Results from a large trial of older adults in the U.S. were recently published in BMJ, detailing the outcome of a 5-year study evaluating the use of supplemental vitamin D and/or omega-3 fatty acids and the development of autoimmune disease. Part of the large-scale vitamin D and omega-3 trial (VITAL), it was randomized, double-blinded and placebo-controlled with nearly 26,000 participants over age 50 (mean 67.1). The study was a 2x2 factorial design; some subjects received 2000 IU cholecalciferol per day, some received 1 g/day fish oil (460 mg EPA & 380 mg DHA), some received both, while the remainder received only placebos.
Vitamin D supplementation, either alone or with fish oil, led to a lower incidence of autoimmune disease compared to placebo. When compared to the group receiving both placebos, those receiving only vitamin D had a 31% lower incidence, though if the first two years were excluded from analysis (pre-planned, to test for latent effects), this increased to 39%. There also appeared to be a greater benefit of vitamin D for participants with a lower body weight, with a somewhat linear relationship as observed in previous studies. For example, for a BMI of 18 the hazard ratio (HR) was 0.47, versus a HR of only 0.9 among those with a BMI of 30.

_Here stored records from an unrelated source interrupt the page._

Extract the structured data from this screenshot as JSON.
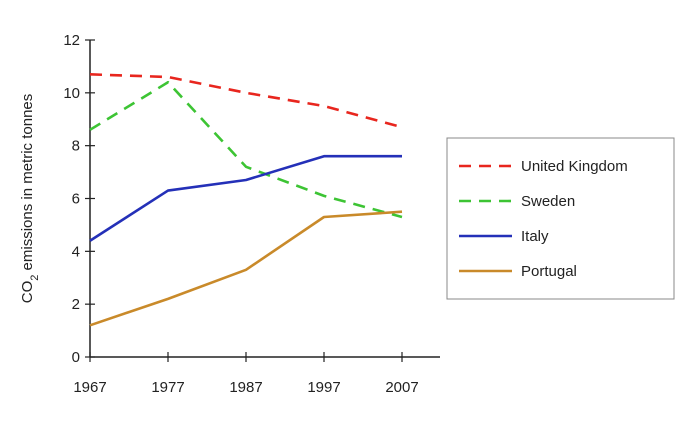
{
  "chart_data": {
    "type": "line",
    "title": "",
    "xlabel": "",
    "ylabel": {
      "prefix": "CO",
      "subscript": "2",
      "suffix": " emissions in metric tonnes"
    },
    "categories": [
      "1967",
      "1977",
      "1987",
      "1997",
      "2007"
    ],
    "ylim": [
      0,
      12
    ],
    "yticks": [
      "0",
      "2",
      "4",
      "6",
      "8",
      "10",
      "12"
    ],
    "grid": false,
    "legend_position": "right",
    "series": [
      {
        "name": "United Kingdom",
        "color": "#e8261e",
        "dash": "dashed",
        "values": [
          10.7,
          10.6,
          10.0,
          9.5,
          8.7
        ]
      },
      {
        "name": "Sweden",
        "color": "#3dc434",
        "dash": "dashed",
        "values": [
          8.6,
          10.4,
          7.2,
          6.1,
          5.3
        ]
      },
      {
        "name": "Italy",
        "color": "#2430b8",
        "dash": "solid",
        "values": [
          4.4,
          6.3,
          6.7,
          7.6,
          7.6
        ]
      },
      {
        "name": "Portugal",
        "color": "#c98a2a",
        "dash": "solid",
        "values": [
          1.2,
          2.2,
          3.3,
          5.3,
          5.5
        ]
      }
    ]
  }
}
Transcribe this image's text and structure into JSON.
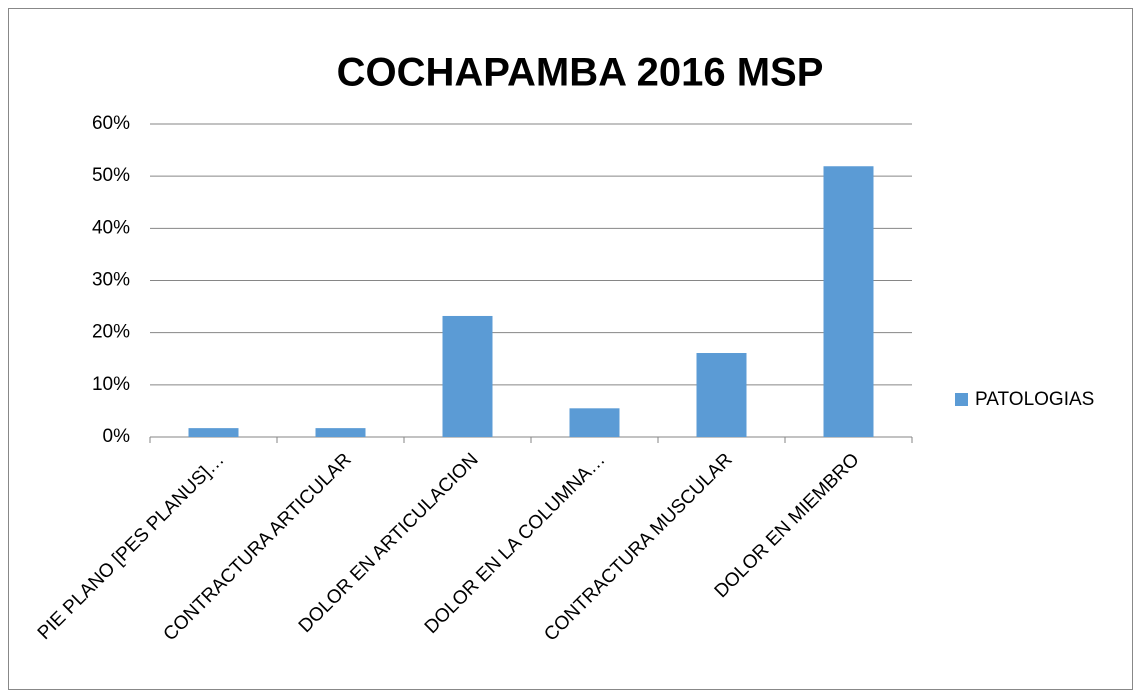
{
  "chart_data": {
    "type": "bar",
    "title": "COCHAPAMBA 2016 MSP",
    "categories": [
      "PIE PLANO [PES PLANUS]…",
      "CONTRACTURA ARTICULAR",
      "DOLOR EN ARTICULACION",
      "DOLOR EN LA COLUMNA…",
      "CONTRACTURA MUSCULAR",
      "DOLOR EN MIEMBRO"
    ],
    "series": [
      {
        "name": "PATOLOGIAS",
        "color": "#5b9bd5",
        "values": [
          1.7,
          1.7,
          23.2,
          5.5,
          16.1,
          51.9
        ]
      }
    ],
    "ylim": [
      0,
      60
    ],
    "yticks": [
      {
        "value": 0,
        "label": "0%"
      },
      {
        "value": 10,
        "label": "10%"
      },
      {
        "value": 20,
        "label": "20%"
      },
      {
        "value": 30,
        "label": "30%"
      },
      {
        "value": 40,
        "label": "40%"
      },
      {
        "value": 50,
        "label": "50%"
      },
      {
        "value": 60,
        "label": "60%"
      }
    ],
    "grid": true,
    "legend": "right"
  }
}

Although omega-3 supplementation was associated with a 26% lower incidence, this intervention was only of marginal significance (p = 0.07). However, when “probable” cases of autoimmune disease rather than “confirmed” cases were analyzed, omega-3 supplementation was associated with a significant 18% reduction in incidence, with a suggestion that effects were greater with a longer period of supplementation. It is an open question how protective these nutrients would be if taken for longer than 5 years, or beginning at an earlier age.